3 - Tell people what's going on.
You can tell the whole world on Facebook if you want to, but we’re actually talking about letting your neighbors and other homes in the area know that you are having work done. This is actually for a number of reasons. To start with, if there is work required on the roof, there may be some banging or noise. It is polite to let your neighbors know when you're going to be making a racket.

Moving on, you don’t really want one of the houses in the neighborhood giving the cops a call because some random chap appears to be crawling around on your roof and trying to get inside the building. That's what it might look like to someone who isn’t in the know. And you know what neighbors are like … always trying to be ‘helpful’. (We’re just kidding; where would we be without them?!) If you tell people that you have contractors coming to the house and that they may make a noise, you won't face any angry complaints later on.

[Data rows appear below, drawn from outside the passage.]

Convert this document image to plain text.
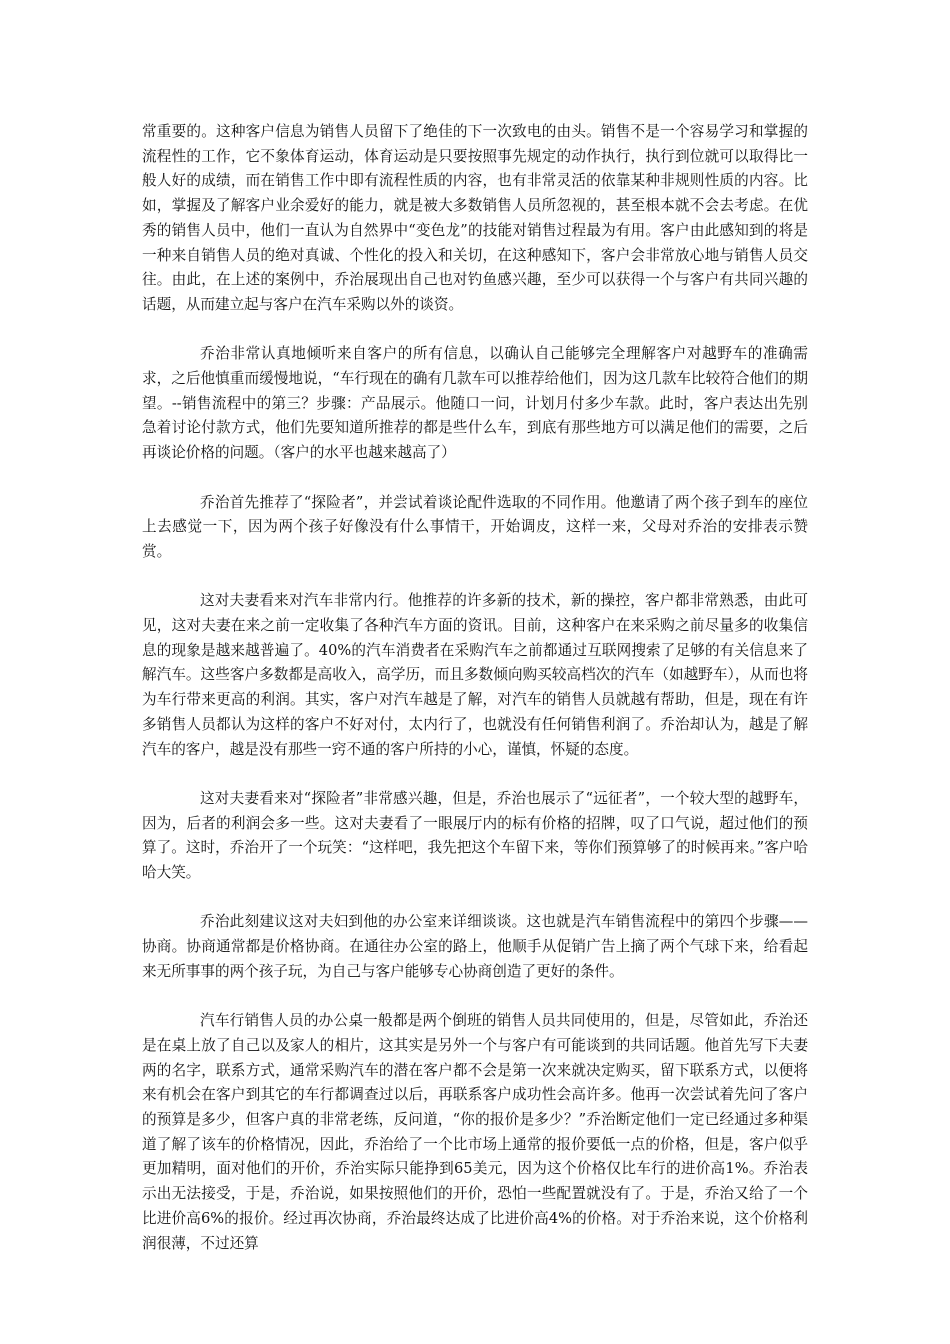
常重要的。这种客户信息为销售人员留下了绝佳的下一次致电的由头。销售不是一个容易学习和掌握的流程性的工作，它不象体育运动，体育运动是只要按照事先规定的动作执行，执行到位就可以取得比一般人好的成绩，而在销售工作中即有流程性质的内容，也有非常灵活的依靠某种非规则性质的内容。比如，掌握及了解客户业余爱好的能力，就是被大多数销售人员所忽视的，甚至根本就不会去考虑。在优秀的销售人员中，他们一直认为自然界中“变色龙”的技能对销售过程最为有用。客户由此感知到的将是一种来自销售人员的绝对真诚、个性化的投入和关切，在这种感知下，客户会非常放心地与销售人员交往。由此，在上述的案例中，乔治展现出自己也对钓鱼感兴趣，至少可以获得一个与客户有共同兴趣的话题，从而建立起与客户在汽车采购以外的谈资。

乔治非常认真地倾听来自客户的所有信息，以确认自己能够完全理解客户对越野车的准确需求，之后他慎重而缓慢地说，“车行现在的确有几款车可以推荐给他们，因为这几款车比较符合他们的期望。--销售流程中的第三？步骤：产品展示。他随口一问，计划月付多少车款。此时，客户表达出先别急着讨论付款方式，他们先要知道所推荐的都是些什么车，到底有那些地方可以满足他们的需要，之后再谈论价格的问题。（客户的水平也越来越高了）

乔治首先推荐了“探险者”，并尝试着谈论配件选取的不同作用。他邀请了两个孩子到车的座位上去感觉一下，因为两个孩子好像没有什么事情干，开始调皮，这样一来，父母对乔治的安排表示赞赏。

这对夫妻看来对汽车非常内行。他推荐的许多新的技术，新的操控，客户都非常熟悉，由此可见，这对夫妻在来之前一定收集了各种汽车方面的资讯。目前，这种客户在来采购之前尽量多的收集信息的现象是越来越普遍了。40%的汽车消费者在采购汽车之前都通过互联网搜索了足够的有关信息来了解汽车。这些客户多数都是高收入，高学历，而且多数倾向购买较高档次的汽车（如越野车），从而也将为车行带来更高的利润。其实，客户对汽车越是了解，对汽车的销售人员就越有帮助，但是，现在有许多销售人员都认为这样的客户不好对付，太内行了，也就没有任何销售利润了。乔治却认为，越是了解汽车的客户，越是没有那些一窍不通的客户所持的小心，谨慎，怀疑的态度。

这对夫妻看来对“探险者”非常感兴趣，但是，乔治也展示了“远征者”，一个较大型的越野车，因为，后者的利润会多一些。这对夫妻看了一眼展厅内的标有价格的招牌，叹了口气说，超过他们的预算了。这时，乔治开了一个玩笑：“这样吧，我先把这个车留下来，等你们预算够了的时候再来。”客户哈哈大笑。

乔治此刻建议这对夫妇到他的办公室来详细谈谈。这也就是汽车销售流程中的第四个步骤——协商。协商通常都是价格协商。在通往办公室的路上，他顺手从促销广告上摘了两个气球下来，给看起来无所事事的两个孩子玩，为自己与客户能够专心协商创造了更好的条件。

汽车行销售人员的办公桌一般都是两个倒班的销售人员共同使用的，但是，尽管如此，乔治还是在桌上放了自己以及家人的相片，这其实是另外一个与客户有可能谈到的共同话题。他首先写下夫妻两的名字，联系方式，通常采购汽车的潜在客户都不会是第一次来就决定购买，留下联系方式，以便将来有机会在客户到其它的车行都调查过以后，再联系客户成功性会高许多。他再一次尝试着先问了客户的预算是多少，但客户真的非常老练，反问道，“你的报价是多少？”乔治断定他们一定已经通过多种渠道了解了该车的价格情况，因此，乔治给了一个比市场上通常的报价要低一点的价格，但是，客户似乎更加精明，面对他们的开价，乔治实际只能挣到65美元，因为这个价格仅比车行的进价高1%。乔治表示出无法接受，于是，乔治说，如果按照他们的开价，恐怕一些配置就没有了。于是，乔治又给了一个比进价高6%的报价。经过再次协商，乔治最终达成了比进价高4%的价格。对于乔治来说，这个价格利润很薄，不过还算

Wouldn't you want your neighbors to let you know if someone were working on their/your roof?

4 - Check to see whether or not your TV dishes outside will interfere with any work going on.
You may need to remove it or have someone do it for you, and this may also mean that you're without some of your favorite TV shows for a while. Time to get those DVDs and Blu-Rays out!

5 - Remove items that are cluttering up where the roofers will work.
This might mean emptying your attic, or making sure that items are covered if you’d rather they didn't get covered in mess and debris. It might also mean moving any vehicles that are sitting on the drive. The easier you’ll make life for your roofing contractor, the quicker and easier it will be for him or her to complete the job.

6 - Put the kettle on.
Because all contractors work better when you fuel them with cups of tea and coffee! The inspection itself should only take a couple of hours, depending on the size of the property, roof, and material. Some companies will offer this inspection for free, whereas others will charge. The average hourly rate of a professional roofer will be in the region of $40 to $80 per hour, depending on experience and specialist field.